If I had to sum up this entire weekend in a single acronym, it would be “WSM” (Western Slacker Mentality). Let’s start with the Ride for the Pass, an alleged hillclimb race from Aspen to the top of Independence Pass. I declined to actually race this, electing instead to ride with my friend Sam who is a month out of ACL reconstruction. Anyway, I arrived about an hour early. The start line was so dead that I missed it on the drive in. I registered, used the facilities (which were fantastic), filmed a casting call for a Suzuki commercial and picked up my transponder chip. Then I sat around for a while. About 20 minutes before the gun, people started arriving in droves. A massive crowd overwhelmed the chip-dispersal table, with recreational riders cluttering up the racers. People began lining up, and the announcer began counting down to start, even though scores of people had not yet picked up their timing chips. I and an experienced race official approached the announcer.
Cosmo: You can’t start the race yet; many riders don’t have their chips.
Announcer: No, we have to start now. It’s out of my hands. The timing system is already running.
Official: Well, we could just let them know we started 5 minutes late.

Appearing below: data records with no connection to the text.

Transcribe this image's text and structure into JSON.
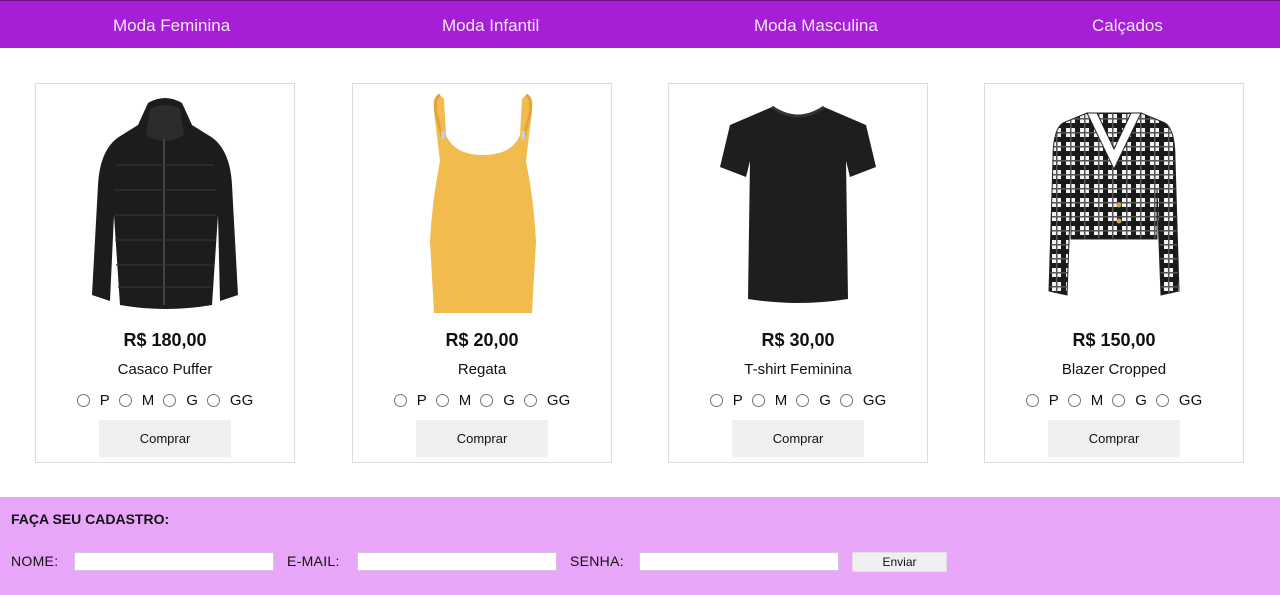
{
  "nav": {
    "items": [
      {
        "label": "Moda Feminina"
      },
      {
        "label": "Moda Infantil"
      },
      {
        "label": "Moda Masculina"
      },
      {
        "label": "Calçados"
      }
    ]
  },
  "products": [
    {
      "price": "R$ 180,00",
      "name": "Casaco Puffer",
      "buy_label": "Comprar",
      "image": "puffer-jacket-image"
    },
    {
      "price": "R$ 20,00",
      "name": "Regata",
      "buy_label": "Comprar",
      "image": "yellow-tank-top-image"
    },
    {
      "price": "R$ 30,00",
      "name": "T-shirt Feminina",
      "buy_label": "Comprar",
      "image": "black-tshirt-image"
    },
    {
      "price": "R$ 150,00",
      "name": "Blazer Cropped",
      "buy_label": "Comprar",
      "image": "plaid-blazer-image"
    }
  ],
  "sizes": [
    "P",
    "M",
    "G",
    "GG"
  ],
  "signup": {
    "title": "FAÇA SEU CADASTRO:",
    "name_label": "NOME:",
    "email_label": "E-MAIL:",
    "password_label": "SENHA:",
    "submit_label": "Enviar"
  },
  "colors": {
    "nav_bg": "#a61fd6",
    "signup_bg": "#e8a6f8",
    "button_bg": "#efefef"
  }
}
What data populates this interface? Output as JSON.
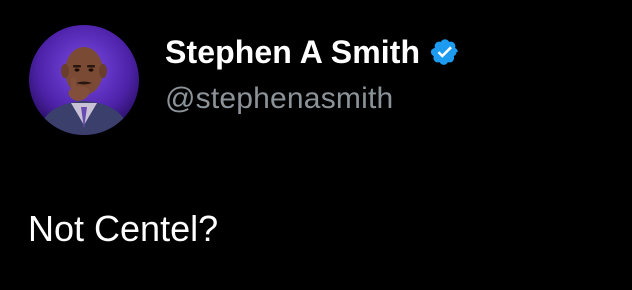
{
  "author": {
    "display_name": "Stephen A Smith",
    "handle": "@stephenasmith",
    "verified": true,
    "avatar_icon": "profile-photo"
  },
  "tweet": {
    "text": "Not Centel?"
  },
  "colors": {
    "background": "#000000",
    "name": "#ffffff",
    "handle": "#8b9399",
    "verified_badge": "#1d9bf0",
    "avatar_ring": "#6a3fd0"
  }
}
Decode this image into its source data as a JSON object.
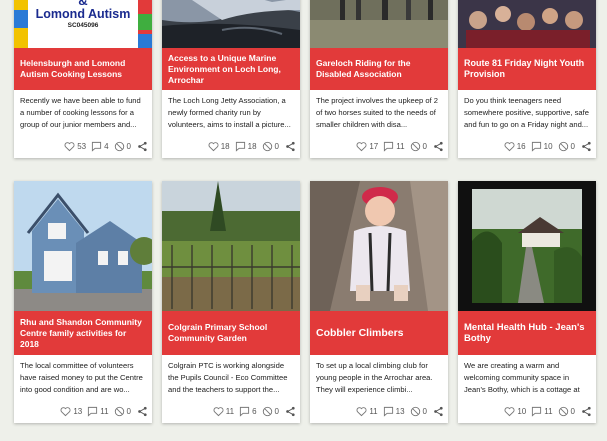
{
  "colors": {
    "title_bar": "#e23a3a",
    "background": "#eef0ea"
  },
  "cards": [
    {
      "logo_line1": "&",
      "logo_line2": "Lomond Autism",
      "logo_line3": "SC045096",
      "title": "Helensburgh and Lomond Autism Cooking Lessons",
      "description": "Recently we have been able to fund a number of cooking lessons for a group of our junior members and...",
      "likes": "53",
      "comments": "4",
      "flags": "0"
    },
    {
      "title": "Access to a Unique Marine Environment on Loch Long, Arrochar",
      "description": "The Loch Long Jetty Association, a newly formed charity run by volunteers, aims to install a picture...",
      "likes": "18",
      "comments": "18",
      "flags": "0"
    },
    {
      "title": "Gareloch Riding for the Disabled Association",
      "description": "The project involves the upkeep of 2 of two horses suited to the needs of smaller children with disa...",
      "likes": "17",
      "comments": "11",
      "flags": "0"
    },
    {
      "title": "Route 81 Friday Night Youth Provision",
      "description": "Do you think teenagers need somewhere positive, supportive, safe and fun to go on a Friday night and...",
      "likes": "16",
      "comments": "10",
      "flags": "0"
    },
    {
      "title": "Rhu and Shandon Community Centre family activities for 2018",
      "description": "The local committee of volunteers have raised money to put the Centre into good condition and are wo...",
      "likes": "13",
      "comments": "11",
      "flags": "0"
    },
    {
      "title": "Colgrain Primary School Community Garden",
      "description": "Colgrain PTC is working alongside the Pupils Council - Eco Committee and the teachers to support the...",
      "likes": "11",
      "comments": "6",
      "flags": "0"
    },
    {
      "title": "Cobbler Climbers",
      "description": "To set up a local climbing club for young people in the Arrochar area. They will experience climbi...",
      "likes": "11",
      "comments": "13",
      "flags": "0"
    },
    {
      "title": "Mental Health Hub - Jean's Bothy",
      "description": "We are creating a warm and welcoming community space in Jean's Bothy, which is a cottage at the hear...",
      "likes": "10",
      "comments": "11",
      "flags": "0"
    }
  ]
}
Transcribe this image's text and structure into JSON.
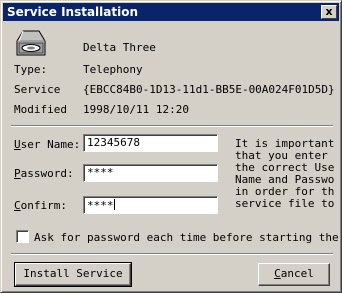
{
  "window": {
    "title": "Service Installation",
    "close_glyph": "x"
  },
  "icon": {
    "name": "disk-drive-icon"
  },
  "service": {
    "name": "Delta Three",
    "type_label": "Type:",
    "type_value": "Telephony",
    "service_label": "Service",
    "service_value": "{EBCC84B0-1D13-11d1-BB5E-00A024F01D5D}",
    "modified_label": "Modified",
    "modified_value": "1998/10/11  12:20"
  },
  "form": {
    "username_label_hotkey": "U",
    "username_label_rest": "ser Name:",
    "username_value": "12345678",
    "password_label_hotkey": "P",
    "password_label_rest": "assword:",
    "password_value": "****",
    "confirm_label_hotkey": "C",
    "confirm_label_rest": "onfirm:",
    "confirm_value": "****"
  },
  "info_text": "It is important\nthat you enter\nthe correct User\nName and Password\nin order for the\nservice file to\n    ...",
  "ask_password": {
    "label": "Ask for password each time before starting the",
    "checked": false
  },
  "buttons": {
    "install_label": "Install Service",
    "cancel_hotkey": "C",
    "cancel_rest": "ancel"
  }
}
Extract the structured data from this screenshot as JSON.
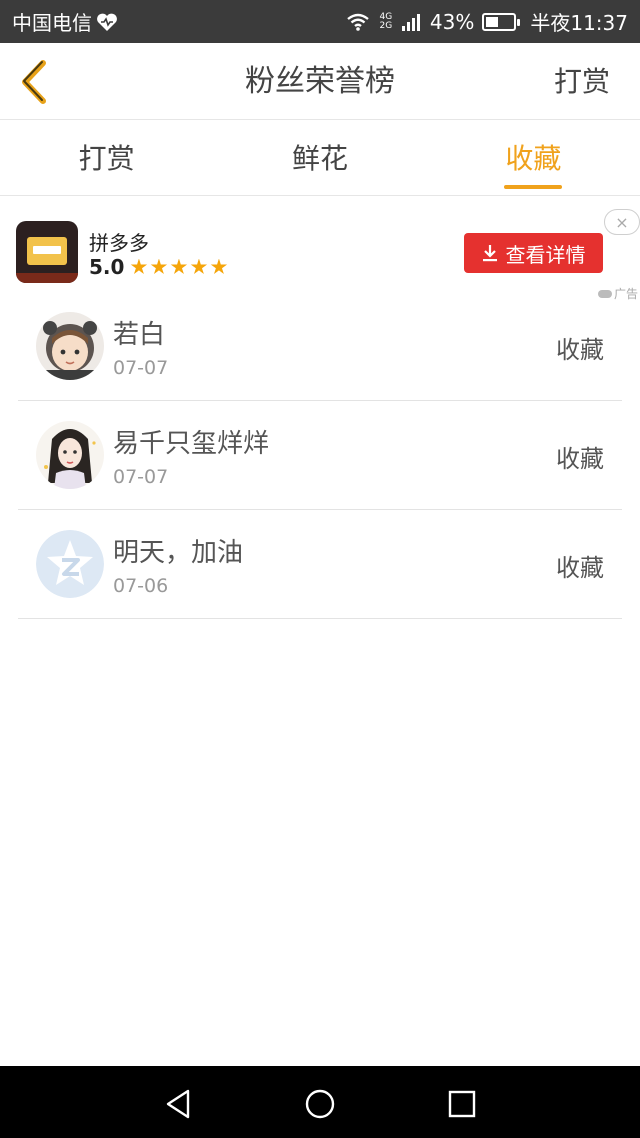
{
  "status_bar": {
    "carrier": "中国电信",
    "network": "4G 2G",
    "battery": "43%",
    "battery_level": 0.43,
    "time": "半夜11:37"
  },
  "header": {
    "title": "粉丝荣誉榜",
    "action": "打赏"
  },
  "tabs": [
    {
      "label": "打赏",
      "active": false
    },
    {
      "label": "鲜花",
      "active": false
    },
    {
      "label": "收藏",
      "active": true
    }
  ],
  "ad": {
    "app_name": "拼多多",
    "rating": "5.0",
    "stars": 5,
    "button_label": "查看详情",
    "close": "×",
    "tag": "广告",
    "accent_color": "#e5312f"
  },
  "list": [
    {
      "name": "若白",
      "date": "07-07",
      "type": "收藏",
      "avatar": "cartoon-boy-avatar"
    },
    {
      "name": "易千只玺烊烊",
      "date": "07-07",
      "type": "收藏",
      "avatar": "anime-girl-avatar"
    },
    {
      "name": "明天，加油",
      "date": "07-06",
      "type": "收藏",
      "avatar": "qzone-star-avatar"
    }
  ],
  "colors": {
    "accent": "#f0a21c",
    "status_bar": "#3b3b3b",
    "nav_bar": "#000000"
  }
}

Announcer: No, that’s too complicated. WE’ll just start now.
Cosmo: Uh, actually, sir, it’s not that hard, I’ll even do the subtraction for you…
Announcer: GO!
Many, many pissed racers left late. Upon seeing one irate young woman tear out of the chip distribution table, shouting “get out of the way,” one round-bellied, hairy-legged Serotta-rider commented “Hey, I thought this was Aspen.”
The course was acceptably scenic, and was pretty much a constant 6 or so percent, with a few flats. Sam spun his MTB cassette pretty easy, and I mashed away at a conversational pace in various rear cogs between 12 and 23 teeth. An hour, four food stops and countless snowballs later, we arrived at the finish, but I noticed right away that it was, quite literaly, anti-climactic. So I kept spinning up the road, and lo and behold, it continued up another thousand feet or so, through the most scenic views of the day. The top, 4.1 miles past the finish on my computer was like another planet; eerie blue skies, white mountains, 10-foot snowbanks and patches of rock blown clear by the wind. Too bad 90% of the competitors never saw it. What the hell kind of hill climb starts 2 miles out of town and end 4 miles down from the top? Lazy, lazy westerners.